Oleh: Syari'ati Masyithoh
Otvai
adalah Desa yang pernah saya tempati untuk mengabdikan diri selama satu tahun
dalam program SM-3T angkatan IV di Kabupaten Alor, Provinsi NTT. SM-3T adalah program
pengabdian sarjana pendidikan untuk berpartisipasi
dalam mengatasi permasalahan pendidikan, percepatan pembangunan pendidikan di
daerah 3T (Terdepan, Terluar, dan Tertinggal) dan penyiapan pendidik
profesional yang berlangsung selama satu tahun (Kemendikbud Dikti, 2014: 2).
Di
tempat terluar dari bagian NKRI itulah, saya diberikan kepercayaan untuk
mendidik anak-anak PAUD Gemsana yang merupakan satu-satunya PAUD yang ada di
Desa Otvai. PAUD yang sudah berdiri sejak tahun 2009 belum memiliki gedung, sehingga
proses belajar mengajar dilakukan di salah satu sudut ruangan Kantor Desa. Ruangan
yang sempit dengan jumlah siswa 40 anak membuat kegiatan belajar mengajar
kurang kondusif. Ketika duduk saja anak-anak harus “berdempet-dempetan”,
sehingga sering dijumpai anak-anak “baku marah dan baku pukul” yang artinya
saling marah dan memukul karena ruang geraknya terbatas.
Pertama
kali saya masuk kelas, hanya saya jumpai satu lembar karpet yang sudah lusuh,
kepingan puzzle yang tidak lengkap, satu meja guru yang mulai lapuk, atap
yang berlubang dan jendela kelas yang tidak bisa terbuka karena rusak. Tak
dijumpai satupun buku cerita yang bisa dibaca anak-anak bahkan buku bacaan
untuk guru. Anak-anak hanya datang untuk menyanyi kemudian dipulangkan kembali
tanpa diberikan kegiatan yang dapat menstimulasi perkembangan kognitif, fisik
motorik, sosial-emosional, dll.
Tidak
hanya tak memiliki gedung, sekolah itu pun tidak memiliki guru lulusan dari S1
PG PAUD. Semua guru merupakan ibu rumah tangga yang memiliki panggilan secara
sukarela untuk mendidik anak-anak yang ada di Desanya. Karena sukarela dan
tidak dibayar, tak jarang mereka tidak
datang untuk mengajar. Pengetahuan guru mengenai pengelolaan PAUD masih sangat
minim, bahkan ketika saya tanyakan tentang kurikulum yang dipakai, mereka bingung,
“kurikulum itu apa?” katanya. Jarangnya mengikuti pelatihan atau diklat
mengenai PAUD membuat guru kurang memahami bagaimana menyusun silabus seperti
Rencana Kegiatan Harian (RKH). Padahal menyusun Rencana Kegiatan Harian (RKH)

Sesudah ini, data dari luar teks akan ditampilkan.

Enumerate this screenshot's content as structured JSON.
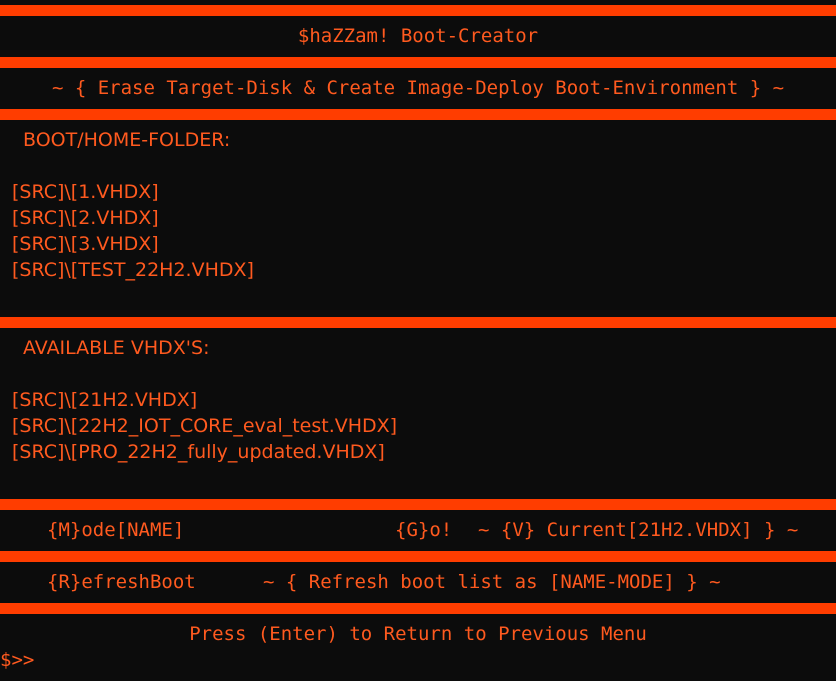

merupakan suatu keharusan yang wajib disusun oleh seorang guru. Kegiatan di Kelas
hanya menyanyi dan kurang variatif. Tidak hanya membuat anak bosan, bahkan
orang tua yang menunggui anaknya pun bosan, sehingga banyak orang tua yang lebih memilih anaknya diajak
ke Kebun daripada mengantarnya ke Sekolah.
Banyak
saya jumpai ketika di Sekolah ingus anak-anak memenuhi pipinya, sehingga wajahnya
“kamomos” alias banyak debu yang menempel di wajah, bahkan ada yang sampai
kering memenuhi hidungnya. Budaya bersih masih rendah, salah satu faktornya
adalah kurangnya ketersediaan air di daerah tersebut. Untuk menuju sumber mata
air saja harus berjalan kaki sejauh ± 2 km. Selain itu, sikap kasar terhadap
anak yang dilakukan oleh orang tua masih sering dijumpai. Bahkan mereka tidak
segan-segan memukul, muncubit, bahkan mengeluarkan kata-kata kasar kepada
anaknya di hadapan umum. Melihat kejadian tersebut membuat saya kaget. Seperti
memahami apa kekagetan saya, salah seorang masyarakat berkata kepada saya, “Kebiasaan
Orang-orang Timur memang kasar-kasar, Ibu”. Akan tetapi saya melihat kejadian
tersebut sebagai salah satu bentuk kekerasan kepada anak usia dini. Karena
suatu hal yang dianggap “kebiasaan” tadi membuat anak yang seharusnya dididik
dengan penuh kasih sayang tidak mendapatkan haknya. Hal tersebut sangat
disayangkan, karena orang tua merupakan sebuah cermin kehidupan bagi anaknya.
Ibarat
pepatah mengatakan “Buah jatuh tidak jauh dari pohonnya”, begitu pula dengan
mendidik anak. Jika anak dibesarkan dengan celaan, maka ia belajar memaki; jika
anak dibesarkan dengan penghinaan, maka ia belajar menyesali diri; namun jika
anak dibesarkan dengan toleransi maka ia belajar menahan diri; jika anak
dibesarkan dengan pujian, maka ia belajar menghargai; dan jika anak dibesarkan
dengan sebaik-baiknya perlakuan, maka anak belajar keadilan. Kebiasaan yang
telah dilakukan secara terus menerus memang sulit untuk dihilangkan. Akan
tetapi dengan diberikan arahan, contoh, pengetahuan mengenai pola asuh sedikit
demi sedikit orang tua mulai memahami bagaimana mendidik anak dengan baik dan
menjadi orang tua yang diidolakan anak.
Dukungan
orang tua terhadap anak untuk bersekolah secara langsung juga memengaruhi upaya
guru untuk meningkatkan kualitas Sekolah. Banyak halangan dan rintangan yang
harus dilewati guru agar Sekolah tetap berjalan meski minim fasilitas, sarana
dan prasarana untuk mendukung kegiatan belajar mengajar. Memanfaatkan
lingkungan sekitar Sekolah sebagai sumber belajar menjadi salah satu solusinya.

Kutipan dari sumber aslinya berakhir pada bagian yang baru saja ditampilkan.